Sicherheit im Social Web: Wo sich Follower Schadsoftware einfangen

Freundes- und Kontaktplattformen werden täglich beliebter. Unternehmen lernen sie aber immer öfter als ernste Bedrohung kennen. Die Furcht ist berechtigt, stiegen doch Spam- und Malware-Attacken durch Facebook und Konsorten um 70 %. Und auch Twitter erfreut sich großer Beliebtheit im Cyber-Untergrund.

Kontakte klicken ahnungslos auf Kurzlinks

Von Uli Ries

Im Rahmen des Security Threat Reports 2010 befragten die IT-Sicherheitsspezialisten von Sophos unter anderem 500 Unternehmensvertreter, für wie gefährlich sie soziale Netzwerke wie Facebook, MySpace oder LinkedIn halten: 72 % der Befragten glauben, dass die Nutzung der kommunikativen Web-2.0-Plattformen durch die eigenen Mitarbeiter die Sicherheit der Unternehmens-IT gefährdet. Facebook sehen 60 % dabei als größte Gefahrenquelle – wenig überraschend, hält man sich die riesige Nutzerzahl des Netzes vor Augen. MySpace und Twitter halten nur 18 bzw. 17 % der Studienteilnehmer für gefährlich.

Mit nur 4 % rangiert LinkedIn am Ende der Gefahrenskala. Dabei dürfte dieser Dienst insbesondere für gezielte Attacken auf Unternehmen eine ideale Ausgangsbasis sein. Denn hier lassen sich etliche Namen von Firmenmitarbeitern inklusive deren geschäftlicher Kontakte leicht nachvollziehen. Gezielte Phishing– oder Malware-Angriffe werden so erst möglich. Auch dürfte das Gefahrenpotenzial von Twitter größer sein, als es die Befragten annehmen.

Zwitschern statt Fischen

Malware-Forscher der Sicherheitsexperten von Kaspersky haben interessante Zahlen rund um den Verkauf von geklauten persönlichen Daten veröffentlicht. Laut Kaspersky würden auf dem Online-Schwarzmarkt bis zu 1000 US$ für die Login-Daten eines einzelnen Twitter-Kontos gezahlt. Das Konto hatte lediglich 320 Follower, und die Experten vermuten, dass es der kurze, lediglich aus drei Buchstaben bestehende Nutzername war, der den hohen Preis rechtfertigte. Zum Vergleich: Funktionierende Kreditkartendaten gibt es bereits für 2 US$.

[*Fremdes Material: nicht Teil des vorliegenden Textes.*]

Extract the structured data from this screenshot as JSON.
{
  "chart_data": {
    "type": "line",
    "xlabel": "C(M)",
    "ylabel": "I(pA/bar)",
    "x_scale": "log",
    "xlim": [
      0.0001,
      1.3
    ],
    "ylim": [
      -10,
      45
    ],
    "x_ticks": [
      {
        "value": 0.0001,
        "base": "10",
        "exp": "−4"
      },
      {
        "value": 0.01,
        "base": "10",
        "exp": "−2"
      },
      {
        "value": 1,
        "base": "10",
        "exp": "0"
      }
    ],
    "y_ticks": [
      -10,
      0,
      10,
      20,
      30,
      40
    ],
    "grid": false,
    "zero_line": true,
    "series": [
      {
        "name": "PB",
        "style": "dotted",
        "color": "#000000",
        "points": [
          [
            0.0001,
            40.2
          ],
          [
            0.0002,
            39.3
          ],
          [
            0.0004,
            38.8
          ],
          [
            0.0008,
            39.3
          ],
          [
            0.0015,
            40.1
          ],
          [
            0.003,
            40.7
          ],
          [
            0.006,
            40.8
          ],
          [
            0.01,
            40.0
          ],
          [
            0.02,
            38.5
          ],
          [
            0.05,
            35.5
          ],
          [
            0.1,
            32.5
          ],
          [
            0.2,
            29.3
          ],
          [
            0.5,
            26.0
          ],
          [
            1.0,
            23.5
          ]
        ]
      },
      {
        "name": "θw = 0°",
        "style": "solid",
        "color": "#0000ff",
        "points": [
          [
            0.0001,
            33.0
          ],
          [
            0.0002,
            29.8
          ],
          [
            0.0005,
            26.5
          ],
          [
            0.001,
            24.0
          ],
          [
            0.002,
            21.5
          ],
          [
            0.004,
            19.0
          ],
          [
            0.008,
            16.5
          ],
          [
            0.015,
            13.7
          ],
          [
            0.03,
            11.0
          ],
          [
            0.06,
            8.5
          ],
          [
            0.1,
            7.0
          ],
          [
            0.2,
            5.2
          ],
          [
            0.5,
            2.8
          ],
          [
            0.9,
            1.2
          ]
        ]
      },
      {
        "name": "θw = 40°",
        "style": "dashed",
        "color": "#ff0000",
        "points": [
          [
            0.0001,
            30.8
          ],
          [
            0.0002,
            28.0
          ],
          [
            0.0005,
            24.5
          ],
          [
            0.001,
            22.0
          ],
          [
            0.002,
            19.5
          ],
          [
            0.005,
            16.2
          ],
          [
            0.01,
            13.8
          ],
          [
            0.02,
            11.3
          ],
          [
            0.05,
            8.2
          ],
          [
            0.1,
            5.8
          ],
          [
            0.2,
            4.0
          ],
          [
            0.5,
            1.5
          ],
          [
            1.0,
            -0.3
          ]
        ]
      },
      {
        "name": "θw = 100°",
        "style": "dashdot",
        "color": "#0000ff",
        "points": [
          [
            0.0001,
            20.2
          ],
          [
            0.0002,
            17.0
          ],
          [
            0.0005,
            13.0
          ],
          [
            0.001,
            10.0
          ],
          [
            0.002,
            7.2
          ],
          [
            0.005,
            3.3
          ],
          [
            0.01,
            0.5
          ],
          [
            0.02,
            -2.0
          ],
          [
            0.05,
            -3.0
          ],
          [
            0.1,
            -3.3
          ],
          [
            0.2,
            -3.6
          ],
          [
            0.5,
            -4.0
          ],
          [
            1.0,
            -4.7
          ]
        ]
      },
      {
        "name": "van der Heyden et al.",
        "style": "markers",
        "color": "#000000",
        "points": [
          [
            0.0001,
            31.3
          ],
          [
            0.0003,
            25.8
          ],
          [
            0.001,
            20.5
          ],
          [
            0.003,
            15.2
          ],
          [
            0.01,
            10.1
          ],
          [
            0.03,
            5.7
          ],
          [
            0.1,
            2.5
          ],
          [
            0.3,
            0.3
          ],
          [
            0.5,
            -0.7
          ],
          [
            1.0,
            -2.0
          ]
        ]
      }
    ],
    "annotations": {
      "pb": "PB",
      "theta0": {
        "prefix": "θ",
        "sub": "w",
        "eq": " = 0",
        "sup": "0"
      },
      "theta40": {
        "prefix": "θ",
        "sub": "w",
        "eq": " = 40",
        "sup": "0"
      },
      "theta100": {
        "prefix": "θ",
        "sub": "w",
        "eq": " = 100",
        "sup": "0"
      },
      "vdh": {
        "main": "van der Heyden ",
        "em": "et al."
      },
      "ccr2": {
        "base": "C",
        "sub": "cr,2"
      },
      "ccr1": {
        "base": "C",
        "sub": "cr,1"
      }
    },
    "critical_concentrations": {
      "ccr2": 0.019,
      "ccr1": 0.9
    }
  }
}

Der horrende Wert von Twitter-Accounts geht auf das unterschiedliche Nutzerverhalten zurück. Twitter-Nutzer sind an verkürzte Links ohne große Beschreibung gewöhnt, wie sie URL-Shortener-Dienste ausgeben, und klicken sofort auf Kurzlinks. Im Tweet selbst ist kaum mehr Information unterzubringen. Die Kurz-URLs sind der perfekte Weg, um das wahre Ziel des Links – zumeist Malware verteilende Sites – zu verschleiern.

Millionenfach vertraut

Login-Daten zu Twitter-Konten oder Profilen in sozialen Netzwerken wie Facebook sind in Cybergangster-Kreisen so beliebt, weil darüber gerittene Attacken dem Kriminellen gegenüber herkömmlichen Phishing-Kampagnen per Spam zwei große Vorteile bieten: Zum einen müssen die Empfänger der Phishing-Nachricht nicht mühsam ermittelt werden. Sie sind ja bereits mit dem Konto des ursprünglichen Inhabers in Kontakt. Zum anderen haben Nachrichten, die vermeintlich von einem Bekannten stammen, eine erheblich höhere Glaubwürdigkeit als Spam- und Werbemüll, den Wildfremde versenden.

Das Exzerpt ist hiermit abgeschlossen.